I was originally going to share a few thoughts on enlightenment in my newsletter column. Enlightenment is our ministry theme for May. I was wondering whether I should address the Buddhist concept of enlightenment or offer a few reminders about the influence of the European Enlightenment on Unitarian Universalism. But not now. After listening to the news; after watching the footage of carnage and chaos on Boylston Street in downtown Boston; after connecting with friends and family who live in Boston; and after explaining once again to my boys that “something bad” happened, that someone set off a bomb in Boston (my boys love Boston), that I wanted them to hear it from me and not someone else, and that we are safe (how many times can I keep assuring them of this before they start to doubt my words?)—after all this I am reminded that whatever degree of enlightenment we’ve attained in our lives, however spiritually advanced we are, there are moments in which, as Rev. Ungar says, “we don’t know, and we can’t imagine.”
This is one of those moments. How to understand it? How to explain it? Yes, there will be answers. The authorities will likely figure out who did this and why. The perpetrators will likely “feel the full weight of justice,” as the President said in his remarks about the bombing. But how can we ever fully understand what goes through the mind of someone or someones intent on wreaking this kind of havoc? How can we ever fully understand what drives someone or someones to carry out this kind of violence? What could have possibly broken them so much that they would feel so driven to break others in this merciless way?

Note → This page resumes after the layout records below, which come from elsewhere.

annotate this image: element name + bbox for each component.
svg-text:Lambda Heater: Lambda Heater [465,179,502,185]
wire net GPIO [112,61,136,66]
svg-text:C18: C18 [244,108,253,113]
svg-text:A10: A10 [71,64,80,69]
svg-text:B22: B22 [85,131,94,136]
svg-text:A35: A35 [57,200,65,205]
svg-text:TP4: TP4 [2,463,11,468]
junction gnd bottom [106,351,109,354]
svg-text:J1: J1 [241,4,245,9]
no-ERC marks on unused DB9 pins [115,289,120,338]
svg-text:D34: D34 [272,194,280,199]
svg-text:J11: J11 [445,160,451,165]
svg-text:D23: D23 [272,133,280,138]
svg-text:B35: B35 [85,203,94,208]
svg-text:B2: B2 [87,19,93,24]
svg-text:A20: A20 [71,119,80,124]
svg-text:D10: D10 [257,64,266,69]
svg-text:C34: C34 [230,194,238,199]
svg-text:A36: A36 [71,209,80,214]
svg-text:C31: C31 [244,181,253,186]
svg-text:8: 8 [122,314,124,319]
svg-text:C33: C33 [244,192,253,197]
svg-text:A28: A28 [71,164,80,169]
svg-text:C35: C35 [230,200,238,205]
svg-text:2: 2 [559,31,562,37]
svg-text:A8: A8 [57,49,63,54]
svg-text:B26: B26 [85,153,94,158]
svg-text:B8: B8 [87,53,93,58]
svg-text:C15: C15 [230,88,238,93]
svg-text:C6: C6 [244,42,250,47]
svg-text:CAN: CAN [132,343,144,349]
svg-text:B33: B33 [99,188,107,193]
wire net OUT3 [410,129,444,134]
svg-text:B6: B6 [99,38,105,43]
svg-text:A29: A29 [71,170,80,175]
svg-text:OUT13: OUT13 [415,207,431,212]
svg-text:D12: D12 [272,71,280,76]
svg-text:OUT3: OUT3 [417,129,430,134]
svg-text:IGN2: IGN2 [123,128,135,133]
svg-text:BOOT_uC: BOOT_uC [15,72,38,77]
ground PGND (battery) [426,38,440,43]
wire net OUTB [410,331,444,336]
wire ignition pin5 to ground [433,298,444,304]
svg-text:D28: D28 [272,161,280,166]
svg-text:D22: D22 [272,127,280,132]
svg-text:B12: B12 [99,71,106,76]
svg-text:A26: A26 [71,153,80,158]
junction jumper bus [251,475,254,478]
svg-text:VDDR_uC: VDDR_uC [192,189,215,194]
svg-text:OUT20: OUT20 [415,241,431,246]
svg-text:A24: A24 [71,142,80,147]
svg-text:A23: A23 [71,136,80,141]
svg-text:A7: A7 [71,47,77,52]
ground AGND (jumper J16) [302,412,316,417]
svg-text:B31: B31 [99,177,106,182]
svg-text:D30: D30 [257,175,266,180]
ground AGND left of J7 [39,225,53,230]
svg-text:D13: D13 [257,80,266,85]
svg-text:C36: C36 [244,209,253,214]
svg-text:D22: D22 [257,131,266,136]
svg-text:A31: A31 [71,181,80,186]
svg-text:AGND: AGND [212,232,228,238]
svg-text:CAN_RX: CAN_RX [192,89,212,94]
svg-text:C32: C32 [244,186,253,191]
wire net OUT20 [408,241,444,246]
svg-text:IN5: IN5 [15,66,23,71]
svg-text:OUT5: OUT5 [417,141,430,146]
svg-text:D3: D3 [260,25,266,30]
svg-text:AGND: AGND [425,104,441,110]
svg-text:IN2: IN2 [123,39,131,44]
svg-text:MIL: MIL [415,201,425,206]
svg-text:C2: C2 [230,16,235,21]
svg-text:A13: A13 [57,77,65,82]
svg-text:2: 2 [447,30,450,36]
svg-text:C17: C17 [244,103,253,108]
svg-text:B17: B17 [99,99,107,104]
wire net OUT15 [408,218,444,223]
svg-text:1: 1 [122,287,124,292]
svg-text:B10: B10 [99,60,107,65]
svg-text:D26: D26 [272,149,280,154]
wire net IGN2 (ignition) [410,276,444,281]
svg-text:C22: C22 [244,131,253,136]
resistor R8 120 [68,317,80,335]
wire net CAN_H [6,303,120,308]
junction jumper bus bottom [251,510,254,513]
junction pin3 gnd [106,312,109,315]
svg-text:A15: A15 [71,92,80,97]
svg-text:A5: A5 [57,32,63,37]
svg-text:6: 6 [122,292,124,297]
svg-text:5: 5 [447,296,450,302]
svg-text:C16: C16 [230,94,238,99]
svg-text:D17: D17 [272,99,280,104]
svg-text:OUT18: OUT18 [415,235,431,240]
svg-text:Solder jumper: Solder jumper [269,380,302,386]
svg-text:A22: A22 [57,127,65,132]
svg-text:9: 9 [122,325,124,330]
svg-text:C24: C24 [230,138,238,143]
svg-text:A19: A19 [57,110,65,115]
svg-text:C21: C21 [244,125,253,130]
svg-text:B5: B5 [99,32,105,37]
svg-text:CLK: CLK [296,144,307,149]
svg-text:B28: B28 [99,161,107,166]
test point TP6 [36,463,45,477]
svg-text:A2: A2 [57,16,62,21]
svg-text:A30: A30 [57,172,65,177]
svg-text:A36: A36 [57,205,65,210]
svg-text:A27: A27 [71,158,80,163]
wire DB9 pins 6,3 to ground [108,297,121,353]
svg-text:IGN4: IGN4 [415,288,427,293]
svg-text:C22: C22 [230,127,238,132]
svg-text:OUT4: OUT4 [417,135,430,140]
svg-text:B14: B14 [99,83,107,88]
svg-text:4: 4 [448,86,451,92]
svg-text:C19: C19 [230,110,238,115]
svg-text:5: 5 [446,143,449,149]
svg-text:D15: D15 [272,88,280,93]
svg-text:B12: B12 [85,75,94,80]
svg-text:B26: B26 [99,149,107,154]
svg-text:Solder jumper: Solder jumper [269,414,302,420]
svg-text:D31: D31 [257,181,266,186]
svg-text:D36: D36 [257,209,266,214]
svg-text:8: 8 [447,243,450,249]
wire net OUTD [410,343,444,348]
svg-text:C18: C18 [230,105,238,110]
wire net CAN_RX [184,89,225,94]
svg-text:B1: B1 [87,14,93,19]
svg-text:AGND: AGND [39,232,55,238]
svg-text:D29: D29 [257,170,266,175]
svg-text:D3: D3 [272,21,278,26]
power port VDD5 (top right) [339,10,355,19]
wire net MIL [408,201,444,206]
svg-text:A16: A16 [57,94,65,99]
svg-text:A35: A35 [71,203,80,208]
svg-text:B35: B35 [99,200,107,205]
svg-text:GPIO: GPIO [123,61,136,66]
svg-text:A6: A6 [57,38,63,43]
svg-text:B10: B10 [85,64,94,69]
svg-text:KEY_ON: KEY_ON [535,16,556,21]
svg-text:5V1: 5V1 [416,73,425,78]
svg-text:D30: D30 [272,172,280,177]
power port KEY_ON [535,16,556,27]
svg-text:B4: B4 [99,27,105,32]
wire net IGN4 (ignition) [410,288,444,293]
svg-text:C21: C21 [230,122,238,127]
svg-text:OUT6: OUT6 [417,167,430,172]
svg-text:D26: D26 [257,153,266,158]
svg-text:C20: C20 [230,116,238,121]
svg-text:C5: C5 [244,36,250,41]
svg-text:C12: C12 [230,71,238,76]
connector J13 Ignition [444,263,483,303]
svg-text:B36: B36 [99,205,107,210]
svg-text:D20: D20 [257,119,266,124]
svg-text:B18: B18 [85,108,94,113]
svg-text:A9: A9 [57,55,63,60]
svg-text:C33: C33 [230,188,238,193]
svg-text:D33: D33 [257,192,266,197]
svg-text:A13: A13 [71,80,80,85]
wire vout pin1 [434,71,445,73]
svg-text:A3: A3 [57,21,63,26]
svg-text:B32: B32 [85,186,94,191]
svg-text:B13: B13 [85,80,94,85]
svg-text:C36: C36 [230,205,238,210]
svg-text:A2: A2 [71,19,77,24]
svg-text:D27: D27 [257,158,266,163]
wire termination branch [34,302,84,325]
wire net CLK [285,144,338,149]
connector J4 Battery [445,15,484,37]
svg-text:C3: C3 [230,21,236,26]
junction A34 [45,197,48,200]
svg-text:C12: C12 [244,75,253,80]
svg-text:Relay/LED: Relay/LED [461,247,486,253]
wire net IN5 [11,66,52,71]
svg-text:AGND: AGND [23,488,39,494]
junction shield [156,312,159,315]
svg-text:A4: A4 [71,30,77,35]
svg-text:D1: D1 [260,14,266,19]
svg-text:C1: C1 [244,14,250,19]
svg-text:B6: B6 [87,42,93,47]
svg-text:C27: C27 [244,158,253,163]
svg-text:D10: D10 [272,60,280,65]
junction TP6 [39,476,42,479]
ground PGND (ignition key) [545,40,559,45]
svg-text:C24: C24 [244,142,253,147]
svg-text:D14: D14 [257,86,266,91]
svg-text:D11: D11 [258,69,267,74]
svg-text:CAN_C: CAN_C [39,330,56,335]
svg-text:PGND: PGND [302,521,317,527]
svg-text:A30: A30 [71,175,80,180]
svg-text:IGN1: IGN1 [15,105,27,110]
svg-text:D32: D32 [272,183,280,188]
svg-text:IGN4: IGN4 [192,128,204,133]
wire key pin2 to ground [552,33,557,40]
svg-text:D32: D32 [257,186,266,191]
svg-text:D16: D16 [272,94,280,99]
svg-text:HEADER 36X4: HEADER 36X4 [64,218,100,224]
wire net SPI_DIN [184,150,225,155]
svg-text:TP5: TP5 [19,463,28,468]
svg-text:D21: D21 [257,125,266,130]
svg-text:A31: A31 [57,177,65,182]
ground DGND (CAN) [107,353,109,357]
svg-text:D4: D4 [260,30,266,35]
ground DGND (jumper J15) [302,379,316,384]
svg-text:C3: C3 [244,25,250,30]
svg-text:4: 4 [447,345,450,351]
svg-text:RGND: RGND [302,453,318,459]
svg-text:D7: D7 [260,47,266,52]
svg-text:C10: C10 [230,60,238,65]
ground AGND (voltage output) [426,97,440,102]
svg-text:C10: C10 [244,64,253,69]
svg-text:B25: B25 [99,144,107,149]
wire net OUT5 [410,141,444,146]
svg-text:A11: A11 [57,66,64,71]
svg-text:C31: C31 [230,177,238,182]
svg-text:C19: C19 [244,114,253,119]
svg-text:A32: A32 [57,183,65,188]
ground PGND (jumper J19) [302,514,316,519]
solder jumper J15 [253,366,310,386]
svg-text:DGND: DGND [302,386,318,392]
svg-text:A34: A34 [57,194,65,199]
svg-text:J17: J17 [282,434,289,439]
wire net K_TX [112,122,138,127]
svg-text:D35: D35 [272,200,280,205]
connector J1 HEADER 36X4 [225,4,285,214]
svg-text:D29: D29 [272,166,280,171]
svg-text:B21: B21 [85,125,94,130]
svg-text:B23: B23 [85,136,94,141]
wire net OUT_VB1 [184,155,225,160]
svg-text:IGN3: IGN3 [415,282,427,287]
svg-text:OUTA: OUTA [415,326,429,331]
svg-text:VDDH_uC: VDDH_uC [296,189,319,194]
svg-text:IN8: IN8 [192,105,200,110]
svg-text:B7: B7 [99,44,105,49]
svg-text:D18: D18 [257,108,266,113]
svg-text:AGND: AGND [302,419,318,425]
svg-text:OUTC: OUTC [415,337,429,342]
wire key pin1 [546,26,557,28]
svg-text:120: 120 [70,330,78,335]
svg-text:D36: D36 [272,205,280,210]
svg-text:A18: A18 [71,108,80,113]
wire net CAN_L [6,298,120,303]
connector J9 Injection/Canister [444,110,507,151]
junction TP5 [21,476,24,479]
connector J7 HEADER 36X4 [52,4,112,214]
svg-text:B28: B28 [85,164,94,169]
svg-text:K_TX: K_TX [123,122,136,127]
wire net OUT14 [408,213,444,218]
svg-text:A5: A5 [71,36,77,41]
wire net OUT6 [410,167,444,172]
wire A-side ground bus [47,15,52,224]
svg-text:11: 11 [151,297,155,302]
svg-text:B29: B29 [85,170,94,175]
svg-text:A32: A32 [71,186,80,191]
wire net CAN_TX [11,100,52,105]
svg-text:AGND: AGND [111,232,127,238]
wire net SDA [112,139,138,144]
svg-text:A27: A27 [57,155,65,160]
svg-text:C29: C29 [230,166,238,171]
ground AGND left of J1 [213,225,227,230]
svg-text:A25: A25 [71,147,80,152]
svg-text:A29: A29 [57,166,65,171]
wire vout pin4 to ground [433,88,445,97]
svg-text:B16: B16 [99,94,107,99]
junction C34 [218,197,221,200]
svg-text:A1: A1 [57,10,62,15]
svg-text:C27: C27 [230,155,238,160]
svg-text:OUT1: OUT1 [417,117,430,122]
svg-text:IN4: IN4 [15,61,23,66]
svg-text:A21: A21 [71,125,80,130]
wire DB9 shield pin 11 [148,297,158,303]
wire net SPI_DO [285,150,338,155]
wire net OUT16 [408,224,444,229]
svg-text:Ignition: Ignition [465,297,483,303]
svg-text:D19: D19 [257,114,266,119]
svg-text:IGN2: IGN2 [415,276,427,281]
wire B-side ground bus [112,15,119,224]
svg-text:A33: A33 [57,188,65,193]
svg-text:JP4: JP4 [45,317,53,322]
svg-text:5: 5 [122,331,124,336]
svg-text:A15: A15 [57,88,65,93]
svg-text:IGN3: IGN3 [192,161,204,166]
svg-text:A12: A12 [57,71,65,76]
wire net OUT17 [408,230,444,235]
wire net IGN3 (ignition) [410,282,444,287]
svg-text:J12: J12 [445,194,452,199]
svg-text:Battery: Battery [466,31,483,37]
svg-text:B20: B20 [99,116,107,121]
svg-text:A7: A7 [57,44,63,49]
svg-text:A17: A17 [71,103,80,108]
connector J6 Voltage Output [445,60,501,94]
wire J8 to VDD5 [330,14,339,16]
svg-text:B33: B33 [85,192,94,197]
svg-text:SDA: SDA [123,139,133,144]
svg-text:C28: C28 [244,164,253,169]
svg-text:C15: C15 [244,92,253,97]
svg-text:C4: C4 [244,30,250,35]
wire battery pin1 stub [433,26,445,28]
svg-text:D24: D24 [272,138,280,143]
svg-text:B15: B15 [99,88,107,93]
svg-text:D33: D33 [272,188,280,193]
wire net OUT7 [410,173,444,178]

Our hearts go out to the victims and their families.
At the time of the Newtown shooting I counseled our congregation that in the wake of tragedy we are required to do three things: ground ourselves; attend to the suffering, whatever form it takes; and then enter into the work of repairing the world. This same advice applies now. I think it’s the right pastoral advice. But I admit it feels like a lot in the sense that so many people are still working through the trauma of Newtown. “Now we must add the trauma of Boston?” asked one of my parishioners on the phone. ”Yes, I think we must,” I said. “Whether we like it or not, whether we’re ready or not, what choice do we have?”
We may not be ready. But life has taken a tragic turn. My prayer for us is that we may turn with life into this tragedy and respond to it in all the ways it asks us to respond. My prayer is that we may respond to it with all the grace and dignity we can muster.